You might not have liked Storm too much, but you got the feels when she died that way.
Don't You Dare Be Late/She's Gone
Captain America: The First Avenger had a number of deaths that could have made the list. Abraham Erskine was handled well, and Stanley Tucci's fun turn made you feel gutted the character had to die. Bucky Barnes' apparent demise didn't have impact as like our hero Steve Rogers, it was inevitable he'd be back.
This led Joe Johnston to have a bit of a problem, how could he make Cap's "death" meaningful when we know he's already been found alive at the start of the movie?
He used Hayley Attwell and Chris Evan's chemistry to make it work!
Everything about Cap's descent into the ice fits the bond he and Peggy had built throughout the movie. Both were reserved, stiff upper lip, maybe even repressed people who clearly loved each other deeply, but couldn't tell each other. Everyone from Howard Stark to General Phillips knew they were made for each other, but there was a war on and their love had to wait with just a fleeting kiss.
Rather than collapsing or fleeing the pain as it becomes clear Steve can't come back, Peggy does what she does best and takes charge. She agrees to a date and warns him not to be late, or he'll blow his chance.
It's one of the more emotional scenes of the MCU and it makes their reunion all the more poignant in The Winter Soldier. There's an especially painful moment where a now 95 year old Peggy allows herself to rue their missed opportunity in front of him, despite leading a full life and having a family. The Peggy Carter of old would be furious with herself for doing that, but it's the first time either of them are honest with each other about their feelings. That the Russo's framed around the cruelty of Alzheimer's disease is a choker!
In some ways it's a shame that we don't actually see Peggy's death but it's important Steve doesn't get to "guide" Peggy down except in her head.

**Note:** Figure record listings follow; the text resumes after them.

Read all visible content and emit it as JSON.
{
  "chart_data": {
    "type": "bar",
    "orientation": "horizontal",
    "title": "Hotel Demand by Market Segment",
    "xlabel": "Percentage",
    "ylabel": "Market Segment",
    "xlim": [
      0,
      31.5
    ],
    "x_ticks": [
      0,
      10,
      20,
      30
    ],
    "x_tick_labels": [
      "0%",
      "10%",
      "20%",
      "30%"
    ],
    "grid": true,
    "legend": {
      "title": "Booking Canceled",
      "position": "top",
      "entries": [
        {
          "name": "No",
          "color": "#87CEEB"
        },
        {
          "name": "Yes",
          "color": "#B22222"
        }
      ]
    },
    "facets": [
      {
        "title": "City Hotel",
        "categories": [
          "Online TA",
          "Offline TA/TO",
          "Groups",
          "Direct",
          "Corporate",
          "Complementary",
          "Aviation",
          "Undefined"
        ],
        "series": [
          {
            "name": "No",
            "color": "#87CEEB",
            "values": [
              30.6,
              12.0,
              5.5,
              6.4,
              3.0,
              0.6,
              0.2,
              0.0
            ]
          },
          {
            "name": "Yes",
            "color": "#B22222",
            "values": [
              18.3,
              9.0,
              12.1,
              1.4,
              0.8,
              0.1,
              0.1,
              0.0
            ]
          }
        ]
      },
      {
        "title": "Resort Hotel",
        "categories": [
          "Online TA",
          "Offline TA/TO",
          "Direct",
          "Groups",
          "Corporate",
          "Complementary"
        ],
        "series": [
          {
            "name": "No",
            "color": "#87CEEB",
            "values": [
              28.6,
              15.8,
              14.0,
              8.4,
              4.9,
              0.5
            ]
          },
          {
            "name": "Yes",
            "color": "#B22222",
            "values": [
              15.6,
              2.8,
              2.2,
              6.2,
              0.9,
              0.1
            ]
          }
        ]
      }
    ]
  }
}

Peggy's jarring death, at the lowest moment of Steve's life as the Avengers implode and his life of service is apparently ending was a real gut punch in no small part because Evans and Attwell created a really special partnership.
Make no mistake, Evans and Attwell with those death scenes helped fuel the MCU.
Peggy became a cornerstone of it, gaining her own show and in many ways being a more important character than Nick Fury or even Black Widow. More than any other comic characters so far Steve and Peggy's "deaths" show the human cost of being a hero in the MCU and Superhero movies in general.